A disillusioned reporter joins three fellow Westerners on a journey of discovery through the raging fires of a brutal East African conflict
With his own life in flux, Timothy Darcy, an Australian journalist, finds escape in the ongoing turmoil of Eritrea. Entering the war-torn East African region with three Western strangers on missions of their own—Christine, a young Frenchwoman searching for her lost cinematographer father; Lady Julia, an aging British feminist; and Mark Henry, an American aid worker whose motives are masked in shadow—Darcy is plunged into the center of a twenty-five-year-long conflict between Ethiopian Emperor Haile Selassie’s army and Eritrean guerillas. Witnessing scenes of brutality, starvation, and oppression as they venture ever deeper into the true heart of darkness, the dispassionate reporter and his companions will never be the same.
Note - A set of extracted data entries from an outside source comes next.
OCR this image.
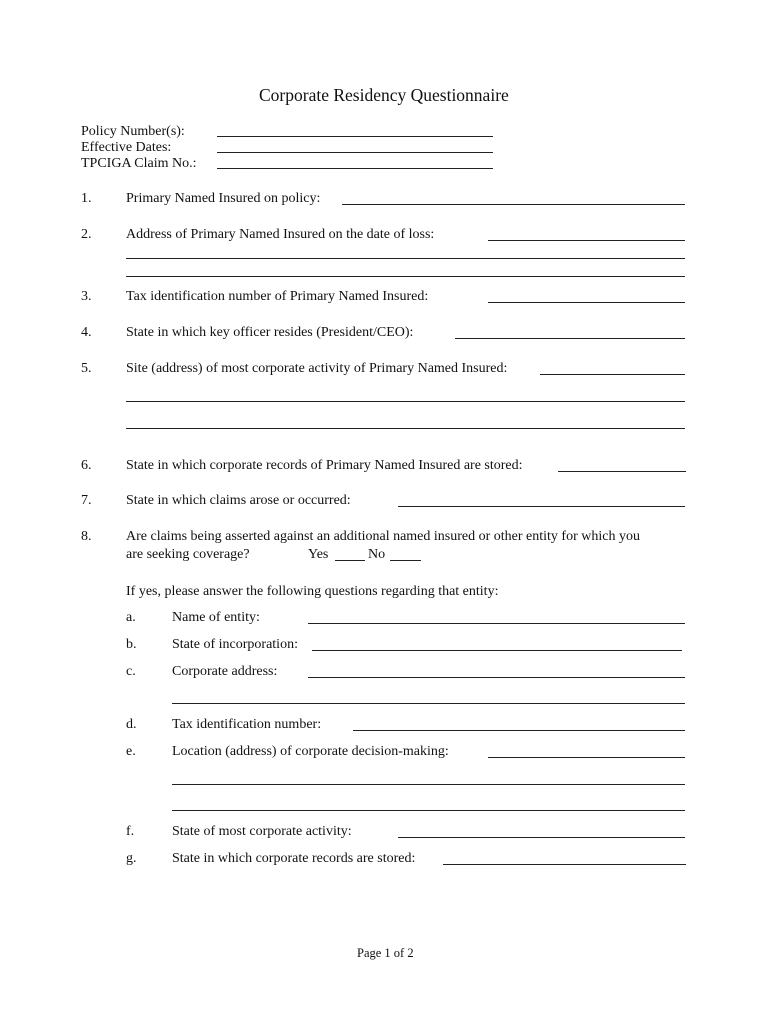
Corporate Residency Questionnaire
Policy Number(s):
Effective Dates:
TPCIGA Claim No.:
1. Primary Named Insured on policy:
2. Address of Primary Named Insured on the date of loss:
3. Tax identification number of Primary Named Insured:
4. State in which key officer resides (President/CEO):
5. Site (address) of most corporate activity of Primary Named Insured:
6. State in which corporate records of Primary Named Insured are stored:
7. State in which claims arose or occurred:
8. Are claims being asserted against an additional named insured or other entity for which you
are seeking coverage?	Yes	No
If yes, please answer the following questions regarding that entity:
a.	Name of entity:
b.	State of incorporation:
c.	Corporate address:
d.	Tax identification number:
e.	Location (address) of corporate decision-making:
f.	State of most corporate activity:
g.	State in which corporate records are stored:
Page 1 of 2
Based on his own firsthand experiences in Africa, Thomas Keneally, the acclaimed Man Booker Prize–winning author of Schindler’s List, delivers a powerful and profoundly moving novel of war, injustice, commitment, courage, and self-discovery set amid the horrors and tragedy of the vicious Eritrean conflict.
Thomas Keneally (b. 1935) is an Australian author of fiction, nonfiction, and plays, best known for his novel Schindler’s List. Inspired by the true story of Oskar Schindler’s courageous rescue of more than one thousand Jews during the Holocaust, the book was adapted into a film directed by Steven Spielberg, which won the 1993 Academy Award for Best Picture. Keneally was included on the Man Booker Prize shortlist three times—for his novels The Chant of Jimmie Blacksmith, Gossip from the Forest, and Confederates—before winning the award for Schindler’s List in 1982. Keneally is active in Australian politics and is a founding member of the Australian Republican Movement, a group advocating for the nation to change its governance from a constitutional monarchy to a republic. In 1983 he was named an Officer of the Order of Australia for his achievements.